The RAG vs Fine-Tuning debate is always interesting, so when this comprehensive evaluation study was released, I had to read it.
What They Covered
A comprehensive evaluation of LLMs including base models, with RAG, and with fine-tuning. It involved data collection, extraction, assessing data and model quality, and a series of experiments.
How They Went About It
They start by gathering domain-specific data (agriculture), extracting information, and creating Question and Answer (Q&A) pairs, then fine-tuning the models with these pairs.
Models Used
GPT-4, GPT-3.5, Llama2-13B, Llama-2-chat-13B, and Vicuna.
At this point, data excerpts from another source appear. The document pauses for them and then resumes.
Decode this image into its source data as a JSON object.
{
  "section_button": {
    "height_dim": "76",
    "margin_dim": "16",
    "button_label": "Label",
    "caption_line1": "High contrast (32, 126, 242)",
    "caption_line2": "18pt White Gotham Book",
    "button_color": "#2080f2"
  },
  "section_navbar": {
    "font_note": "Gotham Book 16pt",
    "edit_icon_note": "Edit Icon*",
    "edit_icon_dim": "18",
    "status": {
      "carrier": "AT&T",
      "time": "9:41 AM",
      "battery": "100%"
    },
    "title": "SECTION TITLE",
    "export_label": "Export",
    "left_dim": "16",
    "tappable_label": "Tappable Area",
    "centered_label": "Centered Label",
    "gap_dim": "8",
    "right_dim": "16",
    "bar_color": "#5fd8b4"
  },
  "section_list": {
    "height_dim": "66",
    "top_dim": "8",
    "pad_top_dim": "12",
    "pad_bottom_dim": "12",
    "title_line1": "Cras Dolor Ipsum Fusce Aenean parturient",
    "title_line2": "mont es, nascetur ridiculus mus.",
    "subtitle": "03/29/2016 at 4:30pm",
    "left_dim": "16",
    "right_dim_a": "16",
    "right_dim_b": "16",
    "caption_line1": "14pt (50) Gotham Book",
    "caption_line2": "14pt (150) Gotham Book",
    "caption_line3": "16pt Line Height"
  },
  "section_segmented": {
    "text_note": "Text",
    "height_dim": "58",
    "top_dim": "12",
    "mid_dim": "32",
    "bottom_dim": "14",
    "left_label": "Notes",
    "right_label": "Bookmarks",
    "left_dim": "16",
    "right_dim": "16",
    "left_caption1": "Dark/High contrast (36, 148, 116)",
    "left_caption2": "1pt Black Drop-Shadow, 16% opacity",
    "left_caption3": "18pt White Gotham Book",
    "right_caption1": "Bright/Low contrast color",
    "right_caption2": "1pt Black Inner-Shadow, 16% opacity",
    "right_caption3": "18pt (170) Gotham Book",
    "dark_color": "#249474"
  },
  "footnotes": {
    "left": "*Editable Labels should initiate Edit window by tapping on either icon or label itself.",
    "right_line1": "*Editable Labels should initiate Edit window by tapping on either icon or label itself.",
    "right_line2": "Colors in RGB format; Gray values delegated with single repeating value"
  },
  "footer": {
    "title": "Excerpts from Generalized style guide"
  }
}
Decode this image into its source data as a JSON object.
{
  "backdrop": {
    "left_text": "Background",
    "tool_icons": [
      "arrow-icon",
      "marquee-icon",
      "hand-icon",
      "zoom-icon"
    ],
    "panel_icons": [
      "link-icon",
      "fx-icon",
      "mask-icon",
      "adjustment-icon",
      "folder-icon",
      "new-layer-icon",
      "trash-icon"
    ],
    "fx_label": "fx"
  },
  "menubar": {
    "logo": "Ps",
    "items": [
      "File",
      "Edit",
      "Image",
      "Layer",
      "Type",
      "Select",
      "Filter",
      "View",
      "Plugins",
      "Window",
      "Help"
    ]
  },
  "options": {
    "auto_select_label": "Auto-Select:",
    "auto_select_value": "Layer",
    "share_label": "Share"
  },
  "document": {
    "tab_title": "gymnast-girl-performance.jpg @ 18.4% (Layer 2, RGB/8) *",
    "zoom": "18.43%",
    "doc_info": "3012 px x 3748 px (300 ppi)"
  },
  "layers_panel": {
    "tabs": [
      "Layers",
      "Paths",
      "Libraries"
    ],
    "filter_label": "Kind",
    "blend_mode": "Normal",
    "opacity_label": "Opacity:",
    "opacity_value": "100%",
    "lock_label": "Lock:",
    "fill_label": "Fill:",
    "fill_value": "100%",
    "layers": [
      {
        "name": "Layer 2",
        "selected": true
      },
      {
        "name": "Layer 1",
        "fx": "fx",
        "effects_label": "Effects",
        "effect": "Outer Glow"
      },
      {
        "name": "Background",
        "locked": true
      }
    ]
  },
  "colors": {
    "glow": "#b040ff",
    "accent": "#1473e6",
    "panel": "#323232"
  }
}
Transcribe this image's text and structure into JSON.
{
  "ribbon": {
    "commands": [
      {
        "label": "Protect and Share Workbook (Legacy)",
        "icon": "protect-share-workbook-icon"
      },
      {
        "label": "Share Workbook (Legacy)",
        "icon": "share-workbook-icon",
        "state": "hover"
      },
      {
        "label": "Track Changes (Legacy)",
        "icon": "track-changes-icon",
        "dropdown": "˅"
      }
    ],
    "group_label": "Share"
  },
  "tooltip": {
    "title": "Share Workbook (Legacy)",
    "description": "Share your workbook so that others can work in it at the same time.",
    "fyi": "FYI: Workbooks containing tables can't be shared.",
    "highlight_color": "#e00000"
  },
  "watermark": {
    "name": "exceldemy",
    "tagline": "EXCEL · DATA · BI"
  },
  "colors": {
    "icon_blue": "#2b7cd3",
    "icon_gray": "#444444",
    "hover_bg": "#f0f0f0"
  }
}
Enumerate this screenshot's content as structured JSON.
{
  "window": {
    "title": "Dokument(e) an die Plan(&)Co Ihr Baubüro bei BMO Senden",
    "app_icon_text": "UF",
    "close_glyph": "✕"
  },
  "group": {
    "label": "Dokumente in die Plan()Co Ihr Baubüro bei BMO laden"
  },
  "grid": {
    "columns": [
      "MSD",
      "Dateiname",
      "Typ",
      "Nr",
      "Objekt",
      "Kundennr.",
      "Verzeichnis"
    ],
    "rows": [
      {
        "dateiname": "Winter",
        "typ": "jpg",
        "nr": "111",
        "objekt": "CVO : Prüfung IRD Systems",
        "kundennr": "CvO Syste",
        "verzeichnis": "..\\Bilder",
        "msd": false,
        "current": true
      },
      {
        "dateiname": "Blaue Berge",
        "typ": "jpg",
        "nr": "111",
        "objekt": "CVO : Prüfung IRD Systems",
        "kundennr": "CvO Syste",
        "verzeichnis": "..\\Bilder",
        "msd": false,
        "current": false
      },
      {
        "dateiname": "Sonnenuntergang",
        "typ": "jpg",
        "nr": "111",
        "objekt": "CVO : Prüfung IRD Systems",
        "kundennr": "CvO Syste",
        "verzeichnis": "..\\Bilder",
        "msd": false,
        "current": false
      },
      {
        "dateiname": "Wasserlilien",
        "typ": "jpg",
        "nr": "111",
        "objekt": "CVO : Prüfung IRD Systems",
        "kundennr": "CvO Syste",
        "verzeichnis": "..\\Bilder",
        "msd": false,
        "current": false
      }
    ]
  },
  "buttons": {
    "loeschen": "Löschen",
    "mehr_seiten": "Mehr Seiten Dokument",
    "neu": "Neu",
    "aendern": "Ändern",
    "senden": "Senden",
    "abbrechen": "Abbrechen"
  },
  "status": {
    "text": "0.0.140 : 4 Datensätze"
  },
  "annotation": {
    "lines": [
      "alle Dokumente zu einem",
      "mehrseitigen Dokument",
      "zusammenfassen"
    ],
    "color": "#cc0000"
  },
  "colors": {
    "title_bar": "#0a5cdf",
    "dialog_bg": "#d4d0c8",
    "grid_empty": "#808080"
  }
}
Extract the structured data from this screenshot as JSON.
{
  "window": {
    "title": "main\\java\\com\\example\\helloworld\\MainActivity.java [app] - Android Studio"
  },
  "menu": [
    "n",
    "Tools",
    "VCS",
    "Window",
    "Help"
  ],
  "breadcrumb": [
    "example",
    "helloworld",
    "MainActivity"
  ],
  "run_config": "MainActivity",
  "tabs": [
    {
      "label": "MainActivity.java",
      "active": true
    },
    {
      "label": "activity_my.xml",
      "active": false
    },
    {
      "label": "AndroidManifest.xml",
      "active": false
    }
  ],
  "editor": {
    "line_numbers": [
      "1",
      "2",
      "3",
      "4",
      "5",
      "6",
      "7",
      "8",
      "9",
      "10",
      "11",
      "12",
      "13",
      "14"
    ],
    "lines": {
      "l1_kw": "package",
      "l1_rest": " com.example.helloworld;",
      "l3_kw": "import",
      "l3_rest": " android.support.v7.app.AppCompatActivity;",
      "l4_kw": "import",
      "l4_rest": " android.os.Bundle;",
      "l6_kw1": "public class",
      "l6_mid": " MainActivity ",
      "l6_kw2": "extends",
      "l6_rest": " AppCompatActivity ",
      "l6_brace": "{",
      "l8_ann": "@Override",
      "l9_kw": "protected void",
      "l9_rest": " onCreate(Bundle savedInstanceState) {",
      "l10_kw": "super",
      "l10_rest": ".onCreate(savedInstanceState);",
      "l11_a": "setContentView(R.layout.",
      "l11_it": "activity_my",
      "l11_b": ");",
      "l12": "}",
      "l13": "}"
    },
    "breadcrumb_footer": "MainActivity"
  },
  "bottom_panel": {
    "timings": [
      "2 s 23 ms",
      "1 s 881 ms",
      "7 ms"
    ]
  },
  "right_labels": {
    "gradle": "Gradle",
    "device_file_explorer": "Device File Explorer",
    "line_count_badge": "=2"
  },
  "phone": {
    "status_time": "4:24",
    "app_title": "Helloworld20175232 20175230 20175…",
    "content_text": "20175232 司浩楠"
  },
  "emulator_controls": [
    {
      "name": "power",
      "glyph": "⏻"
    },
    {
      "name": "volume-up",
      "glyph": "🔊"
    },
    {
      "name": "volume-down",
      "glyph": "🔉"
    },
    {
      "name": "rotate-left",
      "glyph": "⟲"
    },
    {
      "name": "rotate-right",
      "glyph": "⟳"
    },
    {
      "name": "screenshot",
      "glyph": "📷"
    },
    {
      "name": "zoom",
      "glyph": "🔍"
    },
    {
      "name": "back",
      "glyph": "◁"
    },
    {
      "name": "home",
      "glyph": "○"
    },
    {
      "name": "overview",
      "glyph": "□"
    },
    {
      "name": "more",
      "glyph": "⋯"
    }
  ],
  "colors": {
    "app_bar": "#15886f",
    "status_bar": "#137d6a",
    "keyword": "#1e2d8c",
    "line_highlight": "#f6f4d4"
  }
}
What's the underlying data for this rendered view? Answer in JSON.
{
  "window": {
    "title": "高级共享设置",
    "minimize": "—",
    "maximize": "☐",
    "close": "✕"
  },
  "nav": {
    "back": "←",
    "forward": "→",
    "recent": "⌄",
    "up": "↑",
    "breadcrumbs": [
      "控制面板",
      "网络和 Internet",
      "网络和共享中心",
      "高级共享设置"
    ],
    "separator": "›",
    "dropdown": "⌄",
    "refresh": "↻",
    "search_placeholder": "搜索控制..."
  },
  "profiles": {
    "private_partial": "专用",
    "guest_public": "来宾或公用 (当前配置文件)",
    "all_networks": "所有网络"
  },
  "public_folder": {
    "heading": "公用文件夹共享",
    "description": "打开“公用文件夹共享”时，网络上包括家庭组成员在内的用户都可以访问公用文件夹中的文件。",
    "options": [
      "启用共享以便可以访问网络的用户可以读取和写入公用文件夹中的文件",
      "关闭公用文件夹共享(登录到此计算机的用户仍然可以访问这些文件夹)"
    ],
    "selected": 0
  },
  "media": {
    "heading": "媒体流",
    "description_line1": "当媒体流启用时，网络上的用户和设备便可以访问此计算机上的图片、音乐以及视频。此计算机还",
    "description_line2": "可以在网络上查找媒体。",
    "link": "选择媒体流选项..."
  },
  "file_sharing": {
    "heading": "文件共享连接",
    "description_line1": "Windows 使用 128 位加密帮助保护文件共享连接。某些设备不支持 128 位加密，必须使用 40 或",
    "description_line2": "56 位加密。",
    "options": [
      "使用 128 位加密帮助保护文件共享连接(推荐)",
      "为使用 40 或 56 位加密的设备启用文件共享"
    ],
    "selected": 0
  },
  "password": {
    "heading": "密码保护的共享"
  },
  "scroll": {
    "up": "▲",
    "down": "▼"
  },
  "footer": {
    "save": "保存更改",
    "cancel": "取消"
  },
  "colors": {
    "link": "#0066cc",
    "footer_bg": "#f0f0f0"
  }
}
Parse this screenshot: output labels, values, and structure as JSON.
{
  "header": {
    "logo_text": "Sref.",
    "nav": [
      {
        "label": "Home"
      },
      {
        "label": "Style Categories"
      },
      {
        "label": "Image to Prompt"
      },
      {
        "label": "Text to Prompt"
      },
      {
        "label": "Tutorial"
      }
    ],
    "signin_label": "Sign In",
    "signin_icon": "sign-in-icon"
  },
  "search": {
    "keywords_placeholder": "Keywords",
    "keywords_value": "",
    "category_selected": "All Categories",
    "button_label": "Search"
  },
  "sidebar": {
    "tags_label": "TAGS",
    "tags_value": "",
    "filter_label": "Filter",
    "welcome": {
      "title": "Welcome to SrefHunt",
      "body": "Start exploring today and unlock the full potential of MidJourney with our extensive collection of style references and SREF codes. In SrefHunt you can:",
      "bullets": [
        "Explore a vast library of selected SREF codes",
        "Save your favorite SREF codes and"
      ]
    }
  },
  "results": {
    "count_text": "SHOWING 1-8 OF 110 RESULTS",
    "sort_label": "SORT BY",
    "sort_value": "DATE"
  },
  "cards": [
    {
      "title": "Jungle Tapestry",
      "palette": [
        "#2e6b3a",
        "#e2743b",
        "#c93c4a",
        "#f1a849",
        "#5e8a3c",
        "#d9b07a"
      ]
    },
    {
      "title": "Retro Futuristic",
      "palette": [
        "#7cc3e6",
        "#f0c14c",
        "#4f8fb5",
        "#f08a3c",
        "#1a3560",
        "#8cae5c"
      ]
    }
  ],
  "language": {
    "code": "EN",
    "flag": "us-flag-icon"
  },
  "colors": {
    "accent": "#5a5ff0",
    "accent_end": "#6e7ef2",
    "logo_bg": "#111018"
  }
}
They also use Facebook AI Similarity Search (FAISS) to create a database of the embeddings.
Results
- Data Extraction: JSON proved most effective for extracting data from complex hierarchical documents
- Q&A Generation: GPT-4 excelled in all metrics but tended to produce verbose outputs
- Retrieval: Increasing ‘k’ in Top-k improved recall but decreased with larger indexes due to collisions
- Fine-Tuning vs. RAG: GPT-4 consistently outperformed others. Models show a cumulative increase in performance when both fine-tuning and RAG are used together
The Tradeoff
The low initial cost of RAG can make it an attractive option, however it is important to consider the input token cost of the prompt. Fine-tuning on the other hand produces precise and succinct outputs with a high initial cost and extensive work involved in the fine-tuning process.